井出氏は、そうした構図転換を内在化したことは、一度もないと言うべきなのだろう。その主体の編成(労働編成)は、ひたすら順応の形をしている。単なる順応であれば、事後的な分析は試みられない(参照)。 プロジェクトは安泰であり、そこにあるのは単に事業のナルシシズムだ。
井出氏が単に「社会学」をしか考えておられないなら、『論点ひきこもり』というサイト活動は、社会学的思惑の道具になってしまう。分析なき事業の道具となっては、サイトは論点化の拠点として屹立できず、みずからの場所やプロセスへの分析労働も頓挫する。苦痛臨床に最も必要であるはずのプロセス論や分析の契機がうやむやになり、単なる「社会学の事業」になってしまう。――ここで私は、井出氏との(その社会学的プロジェクト自体との)関係を再考せざるを得ない。





*1:ひきこもりは不可視であるので、なおのこと言説レベルで問題構築しなければならないのだ、と。

*2:実はまったく同じことが、対人支援の現場におられる方々についても言える。「自分は社会参加に成功した者だ」という勝ち誇った自意識の地点から、あるいはさらに、たくさんの事例に接してきたという自負だけの地点から、いきなり労働過程の問題構成を語ることはできない。たいていの場合、そこはご本人にとって空白のままになっている。▼私はここで、「本の知識も、現場の体験も必要ない」と言っているのではない(まったく逆だ)。さらに言えば、「ひきこもる本人ならば分かっている」ということでもない。私がこだわっているのは、いずれの立場の人にも「分析がない」ということだ。

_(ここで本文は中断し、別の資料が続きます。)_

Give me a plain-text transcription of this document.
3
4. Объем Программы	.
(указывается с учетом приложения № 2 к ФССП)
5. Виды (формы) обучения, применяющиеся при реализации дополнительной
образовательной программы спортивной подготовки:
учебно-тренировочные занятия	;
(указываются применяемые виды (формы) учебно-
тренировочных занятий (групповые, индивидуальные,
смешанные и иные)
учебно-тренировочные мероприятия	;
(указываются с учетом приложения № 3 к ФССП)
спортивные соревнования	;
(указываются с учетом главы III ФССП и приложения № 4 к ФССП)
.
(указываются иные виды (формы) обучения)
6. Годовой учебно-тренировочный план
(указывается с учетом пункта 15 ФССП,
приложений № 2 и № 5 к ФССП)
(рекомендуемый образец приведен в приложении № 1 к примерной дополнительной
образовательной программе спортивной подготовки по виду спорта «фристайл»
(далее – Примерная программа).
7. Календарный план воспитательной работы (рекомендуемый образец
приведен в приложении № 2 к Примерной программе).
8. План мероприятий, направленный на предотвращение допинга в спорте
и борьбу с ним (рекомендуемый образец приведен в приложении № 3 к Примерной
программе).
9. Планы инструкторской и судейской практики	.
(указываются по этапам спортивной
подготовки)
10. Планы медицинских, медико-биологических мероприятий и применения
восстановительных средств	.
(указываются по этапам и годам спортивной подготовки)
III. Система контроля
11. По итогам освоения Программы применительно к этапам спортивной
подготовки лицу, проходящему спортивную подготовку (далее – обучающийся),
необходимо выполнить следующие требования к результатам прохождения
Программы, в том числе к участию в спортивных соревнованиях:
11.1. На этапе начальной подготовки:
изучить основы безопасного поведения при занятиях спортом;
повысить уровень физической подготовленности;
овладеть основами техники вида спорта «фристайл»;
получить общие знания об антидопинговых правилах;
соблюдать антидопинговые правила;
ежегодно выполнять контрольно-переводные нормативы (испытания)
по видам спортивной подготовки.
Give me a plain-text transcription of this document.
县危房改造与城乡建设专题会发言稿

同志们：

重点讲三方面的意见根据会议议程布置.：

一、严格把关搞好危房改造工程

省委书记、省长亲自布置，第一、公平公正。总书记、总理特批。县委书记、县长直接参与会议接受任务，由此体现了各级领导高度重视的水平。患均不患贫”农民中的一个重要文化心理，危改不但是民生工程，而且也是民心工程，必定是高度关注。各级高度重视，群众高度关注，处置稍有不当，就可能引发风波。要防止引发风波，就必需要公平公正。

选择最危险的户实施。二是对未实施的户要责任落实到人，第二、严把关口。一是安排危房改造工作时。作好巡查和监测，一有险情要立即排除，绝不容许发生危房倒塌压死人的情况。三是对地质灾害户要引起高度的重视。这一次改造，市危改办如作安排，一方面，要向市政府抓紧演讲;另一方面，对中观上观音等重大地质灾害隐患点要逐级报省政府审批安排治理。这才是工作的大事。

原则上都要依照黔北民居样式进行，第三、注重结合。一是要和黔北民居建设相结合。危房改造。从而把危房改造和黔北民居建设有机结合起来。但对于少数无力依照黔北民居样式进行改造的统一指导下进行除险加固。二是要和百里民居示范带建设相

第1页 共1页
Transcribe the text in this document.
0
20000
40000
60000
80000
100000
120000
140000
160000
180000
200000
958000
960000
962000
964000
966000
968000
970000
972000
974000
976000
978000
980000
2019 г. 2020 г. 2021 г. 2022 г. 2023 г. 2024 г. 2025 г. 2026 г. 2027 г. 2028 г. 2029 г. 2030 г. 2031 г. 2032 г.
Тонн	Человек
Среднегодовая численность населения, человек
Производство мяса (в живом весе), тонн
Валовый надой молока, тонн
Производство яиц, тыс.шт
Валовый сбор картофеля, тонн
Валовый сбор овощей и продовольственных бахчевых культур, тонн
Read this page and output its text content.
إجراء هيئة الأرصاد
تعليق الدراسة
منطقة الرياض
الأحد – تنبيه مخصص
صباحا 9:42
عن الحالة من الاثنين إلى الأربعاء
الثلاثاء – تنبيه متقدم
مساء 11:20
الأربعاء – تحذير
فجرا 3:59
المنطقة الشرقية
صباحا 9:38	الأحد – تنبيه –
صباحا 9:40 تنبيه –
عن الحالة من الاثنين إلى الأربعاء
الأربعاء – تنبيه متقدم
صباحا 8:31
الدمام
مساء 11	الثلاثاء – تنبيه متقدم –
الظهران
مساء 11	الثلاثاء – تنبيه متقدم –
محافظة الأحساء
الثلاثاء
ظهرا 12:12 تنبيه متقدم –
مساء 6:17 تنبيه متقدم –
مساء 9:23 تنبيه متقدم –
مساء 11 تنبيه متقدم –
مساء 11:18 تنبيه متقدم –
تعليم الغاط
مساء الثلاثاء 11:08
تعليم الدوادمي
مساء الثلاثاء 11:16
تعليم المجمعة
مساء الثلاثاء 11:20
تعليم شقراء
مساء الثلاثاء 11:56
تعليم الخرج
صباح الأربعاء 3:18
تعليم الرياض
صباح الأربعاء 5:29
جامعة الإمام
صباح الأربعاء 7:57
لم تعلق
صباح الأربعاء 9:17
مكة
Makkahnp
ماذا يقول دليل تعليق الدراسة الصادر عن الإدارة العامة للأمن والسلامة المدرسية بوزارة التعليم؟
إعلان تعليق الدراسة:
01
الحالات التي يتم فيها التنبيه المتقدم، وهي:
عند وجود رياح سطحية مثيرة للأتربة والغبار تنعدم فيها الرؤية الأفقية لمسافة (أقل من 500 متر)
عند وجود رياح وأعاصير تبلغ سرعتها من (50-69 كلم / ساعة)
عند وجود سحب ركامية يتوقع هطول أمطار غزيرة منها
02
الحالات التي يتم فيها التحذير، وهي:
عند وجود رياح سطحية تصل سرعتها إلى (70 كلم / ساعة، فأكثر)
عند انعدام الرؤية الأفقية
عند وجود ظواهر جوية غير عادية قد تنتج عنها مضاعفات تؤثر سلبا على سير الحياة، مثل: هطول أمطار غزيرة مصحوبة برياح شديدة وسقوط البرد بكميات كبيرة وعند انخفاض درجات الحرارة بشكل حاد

単なる理論、単なる現場、単なる当事者は、どこまで言っても平行線で終わる。

*3:方法論的な自覚を持たない「メタ語りへの居直り」は、主体のプロセスに注目する視点からは「害悪だ」と言える。このことは、アカデミシャンや医療言説全般に問い得る。

*4:「生産諸条件の再生産」(マルクス)。 情報の生産条件としての意識の制度(生産様式)が、日々再生産されている。▼ひきこもる者は、社会に承認される意識の制度を、「生産条件」として体現できなくなっている。とはいえそのようなアレルギー的拒絶それ自体として、ひきこもる意識の構造は、「ひきこもる意識の構造」それ自体を再生産してしまう。ひきこもりという生産様式は、みずからの枠組みを再生産しながら維持されてしまう斎藤環の指摘する「再帰性」とは、このことだ。

*5:「井出氏は」と書いているが、これは斎藤環を含む既存のひきこもり論全般の問題だ。

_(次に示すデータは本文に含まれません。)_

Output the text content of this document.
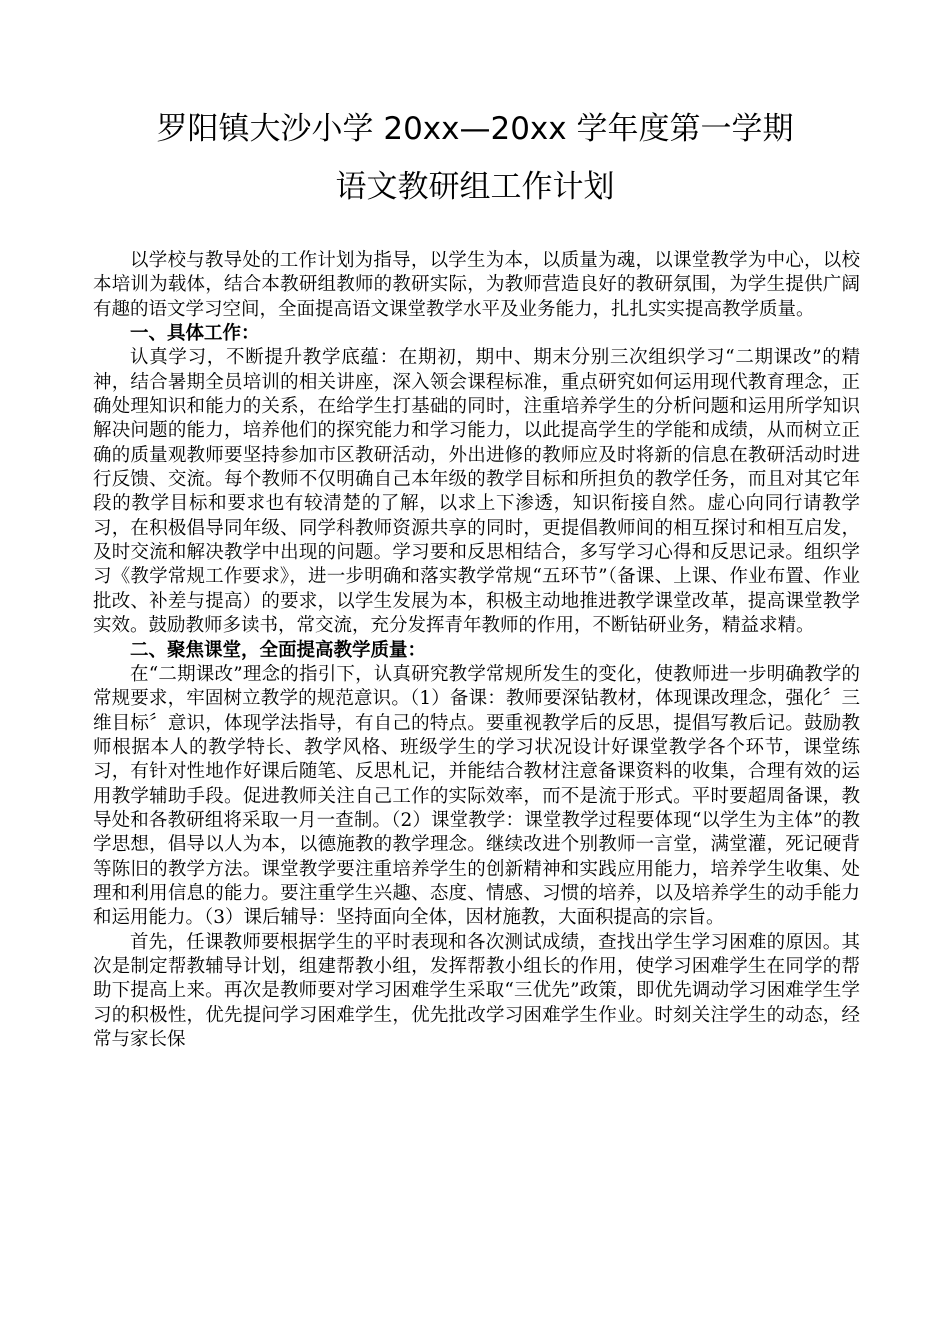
罗阳镇大沙小学 20xx—20xx 学年度第一学期
语文教研组工作计划

以学校与教导处的工作计划为指导，以学生为本，以质量为魂，以课堂教学为中心，以校本培训为载体，结合本教研组教师的教研实际，为教师营造良好的教研氛围，为学生提供广阔有趣的语文学习空间，全面提高语文课堂教学水平及业务能力，扎扎实实提高教学质量。

一、具体工作：

认真学习，不断提升教学底蕴：在期初，期中、期末分别三次组织学习“二期课改”的精神，结合暑期全员培训的相关讲座，深入领会课程标准，重点研究如何运用现代教育理念，正确处理知识和能力的关系，在给学生打基础的同时，注重培养学生的分析问题和运用所学知识解决问题的能力，培养他们的探究能力和学习能力，以此提高学生的学能和成绩，从而树立正确的质量观教师要坚持参加市区教研活动，外出进修的教师应及时将新的信息在教研活动时进行反馈、交流。每个教师不仅明确自己本年级的教学目标和所担负的教学任务，而且对其它年段的教学目标和要求也有较清楚的了解，以求上下渗透，知识衔接自然。虚心向同行请教学习，在积极倡导同年级、同学科教师资源共享的同时，更提倡教师间的相互探讨和相互启发，及时交流和解决教学中出现的问题。学习要和反思相结合，多写学习心得和反思记录。组织学习《教学常规工作要求》，进一步明确和落实教学常规“五环节”（备课、上课、作业布置、作业批改、补差与提高）的要求，以学生发展为本，积极主动地推进教学课堂改革，提高课堂教学实效。鼓励教师多读书，常交流，充分发挥青年教师的作用，不断钻研业务，精益求精。

二、聚焦课堂，全面提高教学质量：

在“二期课改”理念的指引下，认真研究教学常规所发生的变化，使教师进一步明确教学的常规要求，牢固树立教学的规范意识。（1）备课：教师要深钻教材，体现课改理念，强化〞三维目标〞意识，体现学法指导，有自己的特点。要重视教学后的反思，提倡写教后记。鼓励教师根据本人的教学特长、教学风格、班级学生的学习状况设计好课堂教学各个环节，课堂练习，有针对性地作好课后随笔、反思札记，并能结合教材注意备课资料的收集，合理有效的运用教学辅助手段。促进教师关注自己工作的实际效率，而不是流于形式。平时要超周备课，教导处和各教研组将采取一月一查制。（2）课堂教学：课堂教学过程要体现“以学生为主体”的教学思想，倡导以人为本，以德施教的教学理念。继续改进个别教师一言堂，满堂灌，死记硬背等陈旧的教学方法。课堂教学要注重培养学生的创新精神和实践应用能力，培养学生收集、处理和利用信息的能力。要注重学生兴趣、态度、情感、习惯的培养，以及培养学生的动手能力和运用能力。（3）课后辅导：坚持面向全体，因材施教，大面积提高的宗旨。

首先，任课教师要根据学生的平时表现和各次测试成绩，查找出学生学习困难的原因。其次是制定帮教辅导计划，组建帮教小组，发挥帮教小组长的作用，使学习困难学生在同学的帮助下提高上来。再次是教师要对学习困难学生采取“三优先”政策，即优先调动学习困难学生学习的积极性，优先提问学习困难学生，优先批改学习困难学生作业。时刻关注学生的动态，经常与家长保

*6:それ以上のディテールを持った臨床論については、わずかの事例から導き出された恣意的な意見や印象論にすぎない(学問ですらない)。▼経験豊富な支援者であっても、単に参照事例が増えるだけで、プロセス自体を方法論的に論じることは難しい。――おそらくこの臨床プロセスのディテールにこそ、支援論の「価値観=政治性」が露骨に表現される。

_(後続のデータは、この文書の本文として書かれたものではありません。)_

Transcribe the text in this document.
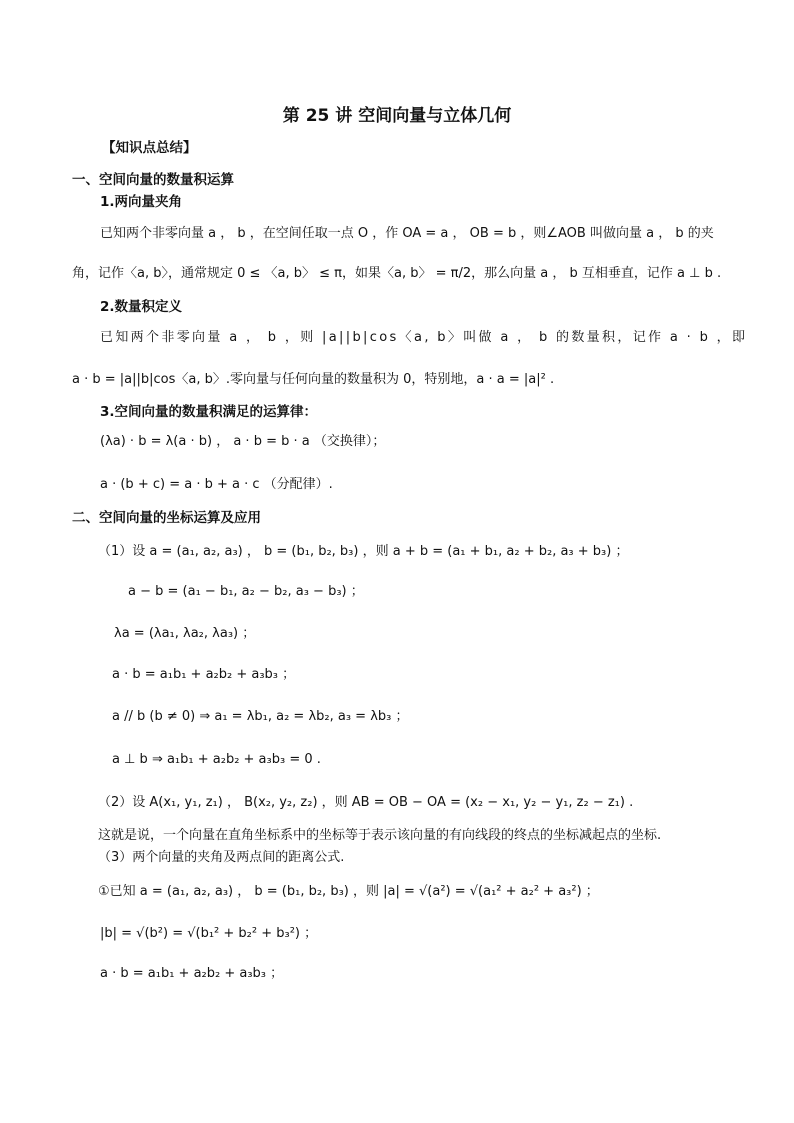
第 25 讲 空间向量与立体几何
【知识点总结】
一、空间向量的数量积运算
1.两向量夹角
已知两个非零向量 a ， b ，在空间任取一点 O ，作 OA = a ， OB = b ，则∠AOB 叫做向量 a ， b 的夹
角，记作〈a, b〉，通常规定 0 ≤ 〈a, b〉 ≤ π，如果〈a, b〉 = π/2，那么向量 a ， b 互相垂直，记作 a ⊥ b .
2.数量积定义
已知两个非零向量 a ， b ，则 |a||b|cos〈a, b〉叫做 a ， b 的数量积，记作 a · b ，即
a · b = |a||b|cos〈a, b〉.零向量与任何向量的数量积为 0，特别地，a · a = |a|² .
3.空间向量的数量积满足的运算律：
(λa) · b = λ(a · b) ， a · b = b · a （交换律）；
a · (b + c) = a · b + a · c （分配律）.
二、空间向量的坐标运算及应用
（1）设 a = (a₁, a₂, a₃) ， b = (b₁, b₂, b₃) ，则 a + b = (a₁ + b₁, a₂ + b₂, a₃ + b₃) ；
a − b = (a₁ − b₁, a₂ − b₂, a₃ − b₃) ；
λa = (λa₁, λa₂, λa₃) ；
a · b = a₁b₁ + a₂b₂ + a₃b₃ ；
a // b (b ≠ 0) ⇒ a₁ = λb₁, a₂ = λb₂, a₃ = λb₃ ；
a ⊥ b ⇒ a₁b₁ + a₂b₂ + a₃b₃ = 0 .
（2）设 A(x₁, y₁, z₁) ， B(x₂, y₂, z₂) ，则 AB = OB − OA = (x₂ − x₁, y₂ − y₁, z₂ − z₁) .
这就是说，一个向量在直角坐标系中的坐标等于表示该向量的有向线段的终点的坐标减起点的坐标.
（3）两个向量的夹角及两点间的距离公式.
①已知 a = (a₁, a₂, a₃) ， b = (b₁, b₂, b₃) ，则 |a| = √(a²) = √(a₁² + a₂² + a₃²) ；
|b| = √(b²) = √(b₁² + b₂² + b₃²) ；
a · b = a₁b₁ + a₂b₂ + a₃b₃ ；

*7:主体のプロセス自体の遂行的・内在的な論点化は、臨床的であるとともに政治的なモチーフだ。なぜならそれは、主体の従う生産様式の問題であり、過程としてそれを問い直すことだから。 《順応》というのは、生産様式や労働過程の問題であるはずだ。それを語っている私自身が、その語りにおいてある生産様式を生きている。それがつまり、「構成のされ方」だ。